Since I couldn’t find anything else to say, I pulled a strand of my blonde hair behind my ear and turned to the window. Why was Emilie so strange? Maybe she was nervous. After all, it was her first day here. I remembered my first day too. People stared at me like I was an alien or something. All day I had walked around feeling everyone’s eyes on me. It wasn’t that big of a school really, only a few hundred. I tried to ignore the stares, but it had just kept nagging me over and over, and I’m sure she was experiencing similar behavior. The next few days got better, and eventually it just stopped. A few people tried to become friends with me, but I remained fairly quiet, true to my nature. It wasn’t that I didn’t want friends. It was just that I wanted to get more used to things and I wasn’t ready yet.

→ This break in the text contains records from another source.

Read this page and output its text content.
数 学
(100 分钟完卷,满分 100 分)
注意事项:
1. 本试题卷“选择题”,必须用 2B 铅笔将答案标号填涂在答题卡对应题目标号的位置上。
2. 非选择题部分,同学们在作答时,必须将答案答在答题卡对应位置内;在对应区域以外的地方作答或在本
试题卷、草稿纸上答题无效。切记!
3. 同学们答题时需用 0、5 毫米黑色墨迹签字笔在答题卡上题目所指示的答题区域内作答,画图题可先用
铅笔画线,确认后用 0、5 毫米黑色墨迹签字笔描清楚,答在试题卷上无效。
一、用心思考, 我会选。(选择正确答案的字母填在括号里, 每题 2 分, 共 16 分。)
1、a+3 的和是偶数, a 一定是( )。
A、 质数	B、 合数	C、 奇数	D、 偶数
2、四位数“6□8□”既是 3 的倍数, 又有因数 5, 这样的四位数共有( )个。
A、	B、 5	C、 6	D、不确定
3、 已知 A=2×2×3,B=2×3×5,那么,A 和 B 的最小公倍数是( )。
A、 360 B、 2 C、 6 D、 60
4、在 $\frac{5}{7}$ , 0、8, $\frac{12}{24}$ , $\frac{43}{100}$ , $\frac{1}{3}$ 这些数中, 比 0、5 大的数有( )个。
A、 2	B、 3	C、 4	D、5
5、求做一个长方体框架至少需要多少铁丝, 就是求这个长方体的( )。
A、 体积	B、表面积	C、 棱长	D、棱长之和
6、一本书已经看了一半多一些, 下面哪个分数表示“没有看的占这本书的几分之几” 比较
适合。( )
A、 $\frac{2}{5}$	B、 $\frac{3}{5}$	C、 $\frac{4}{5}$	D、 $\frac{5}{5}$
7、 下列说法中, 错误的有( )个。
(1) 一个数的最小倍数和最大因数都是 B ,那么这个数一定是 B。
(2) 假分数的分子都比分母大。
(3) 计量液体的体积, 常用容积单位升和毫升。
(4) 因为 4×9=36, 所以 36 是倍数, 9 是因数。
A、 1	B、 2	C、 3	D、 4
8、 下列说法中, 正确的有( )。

“I’m getting transferred into most of your classes, I think,” Emilie said as she examined a book, Loréisen, she had pulled from her backpack.
“What’s up with that book title?” I asked.
Instead of replying, Emilie shoved the book deep into her backpack before hastily turning towards me and smiling. “You have Robinson, Vernard, and Tanner, right?”
“Yeah, I have Mrs. Lynn too. You know, French. I started taking it this year, but it’s my worst class. Anyways, why aren’t you-” I’d meant to
ask why she wouldn’t explain the book, but she interrupted me, first, with purpose.
“Ma français est très bien.” Emilie said fluently.
“You’re taking French too?”
“My mother was a French instructor. I learned a little bit of common French from her. Foreign language is easy for me, anyways.”
“Was?” I asked curiously, my eyes wandering to the window. “Oh, my stop.” The bus slowly paused on my street, but I still had to walk down to the cul-de-sac.
“Nice meeting you, Emilie. I’ll see you tomorrow.” Emilie moved from the seat so I could get out and head towards the door.
“Not so quick.” Emilie laughed before explaining. “My stop is here too. I’m getting picked up at the stop in a few minutes.” I gave a quick wave to the bus driver before my feet landed on the asphalt, and the cold wind ripped at my thin jacket.
“Which house is yours?” Emilie asked as she got off the bus beside me.
“It’s the one at the end, the very end.” I pointed towards the new house far down the street. While it was hard to see from here, the green shutters stood out from this distance all the same.
“Oh cool,” Emilie said. “I’m getting picked up here soon… I’ll talk to you tomorrow?” She stopped walking, while I continued, pondering another set of strange words. Why wouldn’t she just get dropped off at her house since she’d been riding the bus?
“Yeah, I’ll see you tomorrow.”
I shook my head, deciding that wasting time pondering anymore was pointless, and walked towards my house, kicking the sidewalk with my black Converse chucks. We had a nice-sized house since my dad had a lucrative job that paid well. He was a successful, specialized lawyer with a primary focus on divorce. My house was a bit weedy in the front yard with large patches of green clover. Apparently, my dad had forgotten to hire a gardener lately.